Maybe Georgie deserved to try to face her fears, melt into an incoherent puddle on the floor, and have everyone from her childhood and current best friends laugh at her failure.
It would serve her right.
But she would never be able to walk as far as the piano in front of all those people, so Flicka couldn’t have her poetic justice.
“Anyway,” she said, “I can’t do it.”
“I can help you,” Alex said.
“And how could you do that? Hypnotize me? Doesn’t work. Psychoanalysis? There’s nothing there.”
“Of course not, but I don’t want you to play for them.” He leaned across the piano again, and his hair slid from behind his shoulder and hung, reflected in the black gloss of the piano’s lacquer. “I want you to play for me.”
Georgie stared down at her spidery hands hanging over the black and white piano keys. “I can’t.”
He walked around the piano and stood beside her, his slim hip right beside her cheek. A faint, masculine scent wafted from his clothes, a cologne, something soothing like green herbs. She was acutely aware that she could lean about six inches over and unzip his fly with her teeth.
Alex said, in a low, soft voice, “Play the middle C.”
She laid her thumb on the white key right in front of her waist and held it there, but she didn’t push down.
Alex stroked her arm from her elbow to her wrist with the back of his hand, soothing her. “Play it.”
She told her finger to push down, and she let the weight of her arm fall on her finger that was curled above the keys.
Her finger collapsed and wouldn’t press the key.
Alex shook his head, and his long hair swished over his shoulders. He turned his hand over so that his palm was on her wrist, and then he slid his hand over hers, covering her fingers on the keys with his own. Calluses on pads of his fingers were hard on the tops of her fingers.
He stepped behind her, still not moving his fingers over hers. Warmth from his body drifted out of his suit jacket that opened around them, spreading over her bare back, and his cologne filled her nose like she was walking in the fields around Tanglewood.
He leaned over her, stretching his arms on both sides of her, caging her.
His whisper brushed the skin on her neck. “I’m not forcing you to do something you don’t want to. I’m letting you have what you want most, what you crave, but you dare not admit, even to yourself.”
“I’m afraid,” Georgie admitted, her voice breathy from fear at pressing that note and from his body so close to hers.
“Everyone is, in the beginning,” he said. “It can be terrifying to have an experience so desired, so primal, that you lose yourself. You have to trust me to take you through the place that terrifies you, to keep you safe, and to hold you until you emerge on the other side.”

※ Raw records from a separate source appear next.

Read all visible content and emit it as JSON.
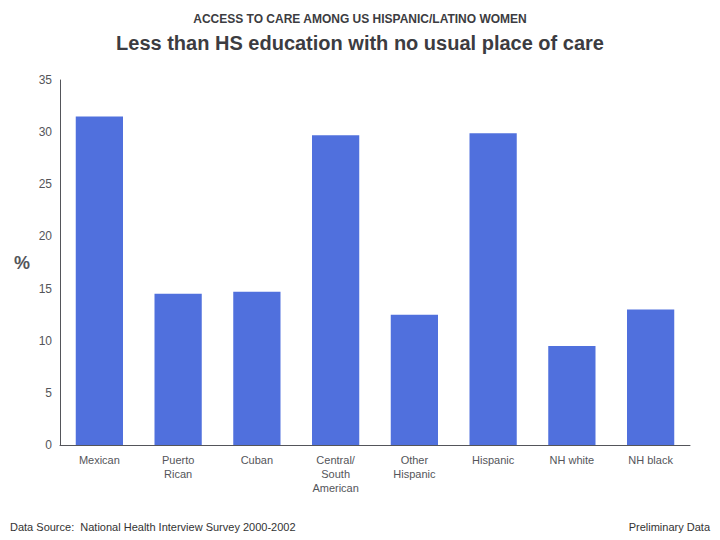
{
  "chart_data": {
    "type": "bar",
    "subtitle": "ACCESS TO CARE AMONG US HISPANIC/LATINO WOMEN",
    "title": "Less than HS education with no usual place of care",
    "categories": [
      "Mexican",
      "Puerto\nRican",
      "Cuban",
      "Central/\nSouth\nAmerican",
      "Other\nHispanic",
      "Hispanic",
      "NH white",
      "NH black"
    ],
    "values": [
      31.5,
      14.5,
      14.7,
      29.7,
      12.5,
      29.9,
      9.5,
      13.0
    ],
    "ylabel": "%",
    "ylim": [
      0,
      35
    ],
    "yticks": [
      0,
      5,
      10,
      15,
      20,
      25,
      30,
      35
    ],
    "grid": false,
    "annotations": [
      "Data Source:  National Health Interview Survey 2000-2002",
      "Preliminary Data"
    ]
  }
}
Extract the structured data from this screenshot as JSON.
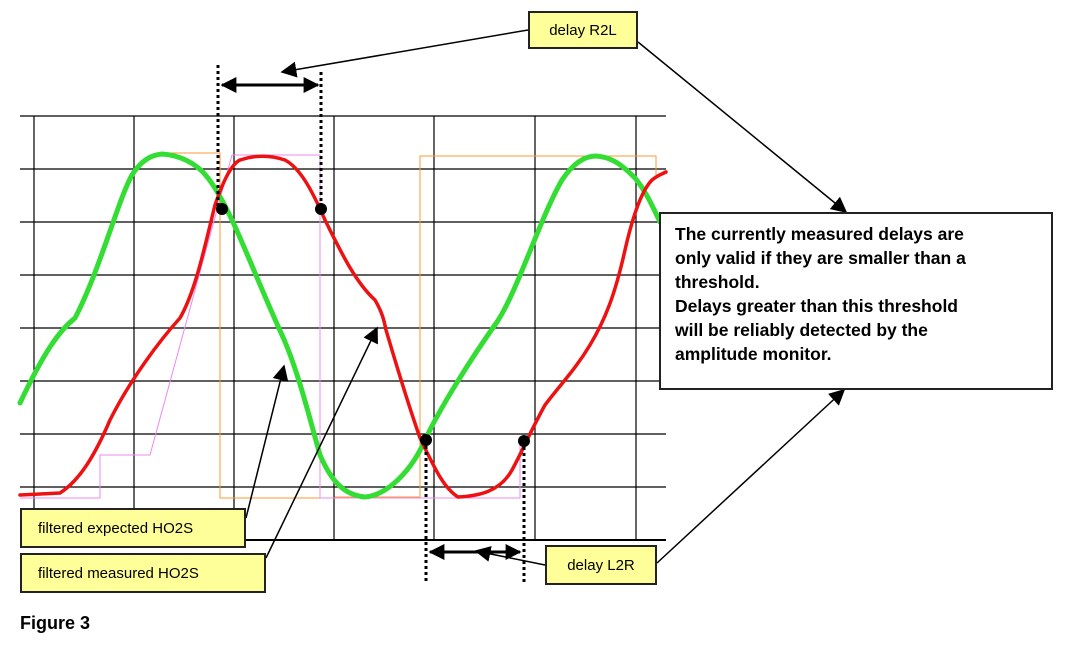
{
  "labels": {
    "delay_r2l": "delay R2L",
    "delay_l2r": "delay L2R",
    "expected": "filtered expected HO2S",
    "measured": "filtered measured HO2S"
  },
  "note": {
    "lines": [
      "The currently measured delays are",
      "only valid if they are smaller than a",
      "threshold.",
      "Delays greater than this threshold",
      "will be reliably detected by the",
      "amplitude monitor."
    ]
  },
  "caption": "Figure 3",
  "colors": {
    "expected_trace": "#33dd33",
    "measured_trace": "#ee1111",
    "label_fill": "#ffff99",
    "grid": "#000000"
  }
}
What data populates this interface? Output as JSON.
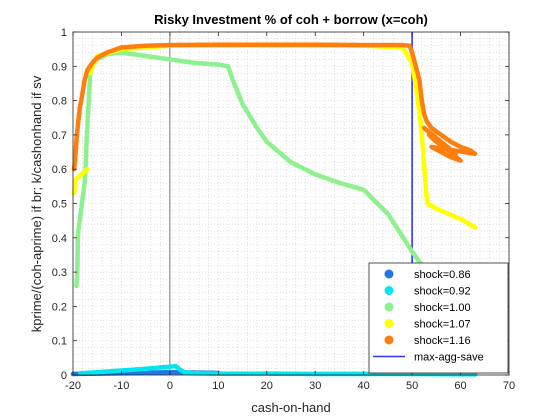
{
  "chart_data": {
    "type": "scatter",
    "title": "Risky Investment % of coh + borrow (x=coh)",
    "xlabel": "cash-on-hand",
    "ylabel": "kprime/(coh-aprime) if br; k/cashonhand if sv",
    "xlim": [
      -20,
      70
    ],
    "ylim": [
      0,
      1
    ],
    "xticks": [
      -20,
      -10,
      0,
      10,
      20,
      30,
      40,
      50,
      60,
      70
    ],
    "yticks": [
      0,
      0.1,
      0.2,
      0.3,
      0.4,
      0.5,
      0.6,
      0.7,
      0.8,
      0.9,
      1
    ],
    "grid": "minor dotted",
    "legend_position": "bottom-right",
    "reference_lines": [
      {
        "orientation": "vertical",
        "x": 0,
        "color": "#555555"
      },
      {
        "orientation": "vertical",
        "x": 50,
        "color": "#3333ff",
        "name": "max-agg-save"
      }
    ],
    "series": [
      {
        "name": "shock=0.86",
        "color": "#1f77e8",
        "mark": "dots",
        "points": [
          [
            -20,
            0.003
          ],
          [
            -10,
            0.005
          ],
          [
            0,
            0.008
          ],
          [
            10,
            0.006
          ],
          [
            30,
            0.004
          ],
          [
            50,
            0.003
          ],
          [
            63,
            0.002
          ]
        ]
      },
      {
        "name": "shock=0.92",
        "color": "#00e5ee",
        "mark": "dots",
        "points": [
          [
            -18.5,
            0.005
          ],
          [
            -15,
            0.008
          ],
          [
            -10,
            0.013
          ],
          [
            -5,
            0.018
          ],
          [
            -2,
            0.022
          ],
          [
            0,
            0.024
          ],
          [
            1.2,
            0.026
          ],
          [
            2,
            0.016
          ],
          [
            3,
            0.008
          ],
          [
            5,
            0.005
          ],
          [
            10,
            0.004
          ],
          [
            20,
            0.004
          ],
          [
            30,
            0.003
          ],
          [
            40,
            0.003
          ],
          [
            50,
            0.003
          ],
          [
            60,
            0.002
          ],
          [
            63,
            0.002
          ]
        ]
      },
      {
        "name": "shock=1.00",
        "color": "#8ff08f",
        "mark": "dots",
        "points": [
          [
            -19.3,
            0.26
          ],
          [
            -19.2,
            0.28
          ],
          [
            -19.1,
            0.3
          ],
          [
            -19.0,
            0.4
          ],
          [
            -18.9,
            0.42
          ],
          [
            -17.6,
            0.56
          ],
          [
            -17.4,
            0.6
          ],
          [
            -17.2,
            0.68
          ],
          [
            -16.9,
            0.76
          ],
          [
            -16.6,
            0.84
          ],
          [
            -16.4,
            0.88
          ],
          [
            -16,
            0.9
          ],
          [
            -15,
            0.92
          ],
          [
            -13,
            0.935
          ],
          [
            -10,
            0.94
          ],
          [
            -5,
            0.93
          ],
          [
            0,
            0.92
          ],
          [
            5,
            0.91
          ],
          [
            10,
            0.905
          ],
          [
            12,
            0.9
          ],
          [
            13,
            0.86
          ],
          [
            15,
            0.79
          ],
          [
            18,
            0.72
          ],
          [
            20,
            0.68
          ],
          [
            25,
            0.62
          ],
          [
            30,
            0.585
          ],
          [
            35,
            0.56
          ],
          [
            40,
            0.54
          ],
          [
            45,
            0.47
          ],
          [
            50,
            0.36
          ],
          [
            53,
            0.3
          ]
        ]
      },
      {
        "name": "shock=1.07",
        "color": "#ffff00",
        "mark": "dots",
        "points": [
          [
            -19.8,
            0.53
          ],
          [
            -19.6,
            0.55
          ],
          [
            -19.4,
            0.57
          ],
          [
            -17,
            0.6
          ],
          [
            -16.5,
            0.88
          ],
          [
            -15,
            0.93
          ],
          [
            -10,
            0.95
          ],
          [
            -5,
            0.955
          ],
          [
            0,
            0.96
          ],
          [
            10,
            0.96
          ],
          [
            20,
            0.96
          ],
          [
            30,
            0.96
          ],
          [
            40,
            0.96
          ],
          [
            48,
            0.955
          ],
          [
            50,
            0.91
          ],
          [
            51,
            0.82
          ],
          [
            51.8,
            0.73
          ],
          [
            52.3,
            0.65
          ],
          [
            52.7,
            0.57
          ],
          [
            53,
            0.52
          ],
          [
            53.2,
            0.5
          ],
          [
            55,
            0.485
          ],
          [
            60,
            0.455
          ],
          [
            63,
            0.43
          ]
        ]
      },
      {
        "name": "shock=1.16",
        "color": "#ff7f0e",
        "mark": "dots",
        "points": [
          [
            -19.8,
            0.6
          ],
          [
            -19.6,
            0.62
          ],
          [
            -19.4,
            0.66
          ],
          [
            -19.2,
            0.7
          ],
          [
            -18.6,
            0.78
          ],
          [
            -18.3,
            0.8
          ],
          [
            -17.6,
            0.86
          ],
          [
            -17,
            0.89
          ],
          [
            -16,
            0.91
          ],
          [
            -15,
            0.925
          ],
          [
            -13,
            0.94
          ],
          [
            -10,
            0.955
          ],
          [
            -5,
            0.96
          ],
          [
            0,
            0.962
          ],
          [
            10,
            0.963
          ],
          [
            20,
            0.963
          ],
          [
            30,
            0.963
          ],
          [
            40,
            0.962
          ],
          [
            48,
            0.962
          ],
          [
            49.5,
            0.96
          ],
          [
            50,
            0.94
          ],
          [
            51.5,
            0.86
          ],
          [
            52,
            0.8
          ],
          [
            52.5,
            0.76
          ],
          [
            53,
            0.74
          ],
          [
            54,
            0.72
          ],
          [
            55,
            0.71
          ],
          [
            56,
            0.7
          ],
          [
            58,
            0.68
          ],
          [
            60,
            0.665
          ],
          [
            62,
            0.655
          ],
          [
            63,
            0.645
          ],
          [
            54,
            0.665
          ],
          [
            56,
            0.65
          ],
          [
            58,
            0.635
          ],
          [
            60,
            0.625
          ],
          [
            53.5,
            0.7
          ],
          [
            55,
            0.68
          ],
          [
            57,
            0.66
          ],
          [
            59,
            0.645
          ],
          [
            52.5,
            0.72
          ]
        ]
      }
    ]
  },
  "legend": {
    "items": [
      {
        "label": "shock=0.86",
        "color": "#1f77e8",
        "kind": "dot"
      },
      {
        "label": "shock=0.92",
        "color": "#00e5ee",
        "kind": "dot"
      },
      {
        "label": "shock=1.00",
        "color": "#8ff08f",
        "kind": "dot"
      },
      {
        "label": "shock=1.07",
        "color": "#ffff00",
        "kind": "dot"
      },
      {
        "label": "shock=1.16",
        "color": "#ff7f0e",
        "kind": "dot"
      },
      {
        "label": "max-agg-save",
        "color": "#3333ff",
        "kind": "line"
      }
    ]
  }
}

Georgie couldn’t seem to catch her breath or move away from him. “We’re still talking about the piano here?”
Alex chuckled.
“Just the piano,” she said, but she leaned back, almost imperceptibly, maybe an inch, so that his mouth was so near her skin that his breath was a hot circle on her bare shoulder, and the scent of champagne in his mouth rolled down her skin.
“Let me do it for you, first,” he whispered.
Georgie closed her eyes, and the weight of his finger forced hers down.
A single note, a C, rang out of the piano and jarred against her skin.